A importância de estar enraizado nos movimentos dos “cidadãos” e nas ruas é algo claro no México. É igualmente claro para a esquerda no Japão. As conversas com os comunistas japoneses, cujo partido reivindica cerca de dez por cento dos votos eleitorais, deixam claro que eles não podem mover uma agenda sem estar firmemente enraizados nas campanhas de vários cidadãos, seja para proteger espaços abertos, para lutar contra a energia nuclear ou para combater contra a indignidade da falta de moradia. Em Kyoto, a antiga capital do antigo Japão, eu soube da história do movimento comunista aqui e dos comunistas, associação próxima com as lutas públicas em massa para criar um contexto melhor para o povo japonês construir suas vidas. Minha reportagem pode ser lida aqui. A foto acima é da popular líder comunista japonesa – Akiko Kurabayashi – que é enfermeira e membro de longa data do parlamento.

Em Solapur, os trabalhadores – organizados pela esquerda – estão construindo suas casas. No Japão, a esquerda está ocupada com grupos de cidadãos que lutam para construir uma cidade melhor. No México, a esquerda estará ocupada assegurando que o novo governo não abandone seus princípios.

Enquanto isso, no Lêmen, a guerra continua, com oito milhões de pessoas à beira da fome. As armas ocidentais continuam a fluir para os sauditas e para os Emirados, cuja guerra parece fútil e interminável.

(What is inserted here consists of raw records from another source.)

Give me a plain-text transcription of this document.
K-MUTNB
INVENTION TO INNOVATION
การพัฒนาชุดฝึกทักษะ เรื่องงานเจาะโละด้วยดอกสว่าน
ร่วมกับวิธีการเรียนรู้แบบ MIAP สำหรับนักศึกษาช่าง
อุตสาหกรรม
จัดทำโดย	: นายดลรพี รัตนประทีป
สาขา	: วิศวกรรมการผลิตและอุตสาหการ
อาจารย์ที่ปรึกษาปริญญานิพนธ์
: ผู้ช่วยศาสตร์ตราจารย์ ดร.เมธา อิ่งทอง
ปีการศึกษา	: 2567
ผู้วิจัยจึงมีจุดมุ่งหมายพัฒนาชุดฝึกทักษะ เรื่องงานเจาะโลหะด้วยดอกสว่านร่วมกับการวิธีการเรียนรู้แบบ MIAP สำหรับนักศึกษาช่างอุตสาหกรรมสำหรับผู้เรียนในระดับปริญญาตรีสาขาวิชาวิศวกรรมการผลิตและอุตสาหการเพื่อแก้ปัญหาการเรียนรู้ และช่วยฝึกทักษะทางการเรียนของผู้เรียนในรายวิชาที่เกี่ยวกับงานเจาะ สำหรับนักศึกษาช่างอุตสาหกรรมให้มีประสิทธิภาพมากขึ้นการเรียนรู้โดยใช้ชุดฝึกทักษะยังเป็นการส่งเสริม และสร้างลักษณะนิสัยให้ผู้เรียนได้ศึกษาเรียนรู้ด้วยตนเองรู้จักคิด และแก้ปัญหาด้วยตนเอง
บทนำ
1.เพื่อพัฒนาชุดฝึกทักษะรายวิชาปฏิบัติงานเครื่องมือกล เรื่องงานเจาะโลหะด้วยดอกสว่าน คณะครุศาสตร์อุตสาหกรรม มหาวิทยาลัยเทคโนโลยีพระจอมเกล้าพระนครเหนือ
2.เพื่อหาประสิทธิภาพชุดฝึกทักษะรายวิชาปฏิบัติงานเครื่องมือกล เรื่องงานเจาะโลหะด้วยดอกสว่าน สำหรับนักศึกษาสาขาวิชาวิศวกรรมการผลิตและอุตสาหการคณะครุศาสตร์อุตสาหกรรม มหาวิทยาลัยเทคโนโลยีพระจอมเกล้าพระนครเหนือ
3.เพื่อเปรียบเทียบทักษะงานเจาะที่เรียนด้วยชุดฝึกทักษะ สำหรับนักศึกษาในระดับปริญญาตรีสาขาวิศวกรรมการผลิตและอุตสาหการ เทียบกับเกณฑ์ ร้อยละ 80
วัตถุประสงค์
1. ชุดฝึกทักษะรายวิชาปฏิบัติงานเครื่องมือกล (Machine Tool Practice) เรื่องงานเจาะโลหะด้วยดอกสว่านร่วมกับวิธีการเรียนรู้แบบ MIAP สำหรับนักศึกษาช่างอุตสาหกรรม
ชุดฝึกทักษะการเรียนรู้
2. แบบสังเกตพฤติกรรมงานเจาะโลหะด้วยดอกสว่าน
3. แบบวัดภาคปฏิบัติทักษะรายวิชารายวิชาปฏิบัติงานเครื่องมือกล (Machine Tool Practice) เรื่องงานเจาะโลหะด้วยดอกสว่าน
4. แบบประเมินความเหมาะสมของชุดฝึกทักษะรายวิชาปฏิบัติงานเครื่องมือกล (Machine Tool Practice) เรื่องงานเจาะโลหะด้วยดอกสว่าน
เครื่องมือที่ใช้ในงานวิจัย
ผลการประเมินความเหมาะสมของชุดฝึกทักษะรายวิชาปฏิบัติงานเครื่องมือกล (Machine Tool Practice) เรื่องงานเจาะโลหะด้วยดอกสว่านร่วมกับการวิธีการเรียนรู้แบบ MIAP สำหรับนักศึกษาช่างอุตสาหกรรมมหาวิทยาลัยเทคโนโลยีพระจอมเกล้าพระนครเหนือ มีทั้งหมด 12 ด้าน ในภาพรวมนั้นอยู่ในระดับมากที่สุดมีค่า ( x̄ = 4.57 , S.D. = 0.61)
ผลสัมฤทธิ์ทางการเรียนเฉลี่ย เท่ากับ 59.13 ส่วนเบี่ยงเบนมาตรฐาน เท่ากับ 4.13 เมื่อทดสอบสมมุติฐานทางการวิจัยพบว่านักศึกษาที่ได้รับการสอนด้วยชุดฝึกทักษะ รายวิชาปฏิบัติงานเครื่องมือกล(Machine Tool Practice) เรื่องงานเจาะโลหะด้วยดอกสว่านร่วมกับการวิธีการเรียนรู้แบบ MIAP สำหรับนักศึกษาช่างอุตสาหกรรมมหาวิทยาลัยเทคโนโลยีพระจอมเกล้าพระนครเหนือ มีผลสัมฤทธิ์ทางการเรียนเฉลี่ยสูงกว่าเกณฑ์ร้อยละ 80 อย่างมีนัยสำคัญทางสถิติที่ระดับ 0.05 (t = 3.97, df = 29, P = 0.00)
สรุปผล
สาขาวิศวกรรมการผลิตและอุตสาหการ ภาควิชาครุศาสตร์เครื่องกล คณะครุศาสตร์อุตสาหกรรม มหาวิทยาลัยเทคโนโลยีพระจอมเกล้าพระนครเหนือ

Os migrantes continuam a fugir das zonas de guerra e zonas de pobreza, com o Mar Mediterrâneo reivindicando mais duzentas vidas nesta semana (mais de mil este ano). Enquanto isso, um investigador honesto da ONU escreve uma nota sobre a pobreza dentro dos Estados Unidos e é punido (veja meu relatório sobre isso no Frontline). A foto acima é de um mural desenhado pelo artista iemenita Murad Subay. Captura, em essência, a força que afeta a dignidade humana e a liberdade – a pobreza, a maldição que produz guerra e sofrimento. Nenhuma resposta à pobreza virá de Trump ou de Modi ou de Macri. Terá que vir do resto de nós. Terá de vir dos trabalhadores do jardim de chá de Bengala Ocidental, abaixo, que ficam na chuva por melhores salários e condições de trabalho, por uma vida melhor.

Esta carta semanal está agora disponível nos seguintes idiomas: inglês, francês, malaiala, português, espanhol e turco.

Cordialmente,

Vijay.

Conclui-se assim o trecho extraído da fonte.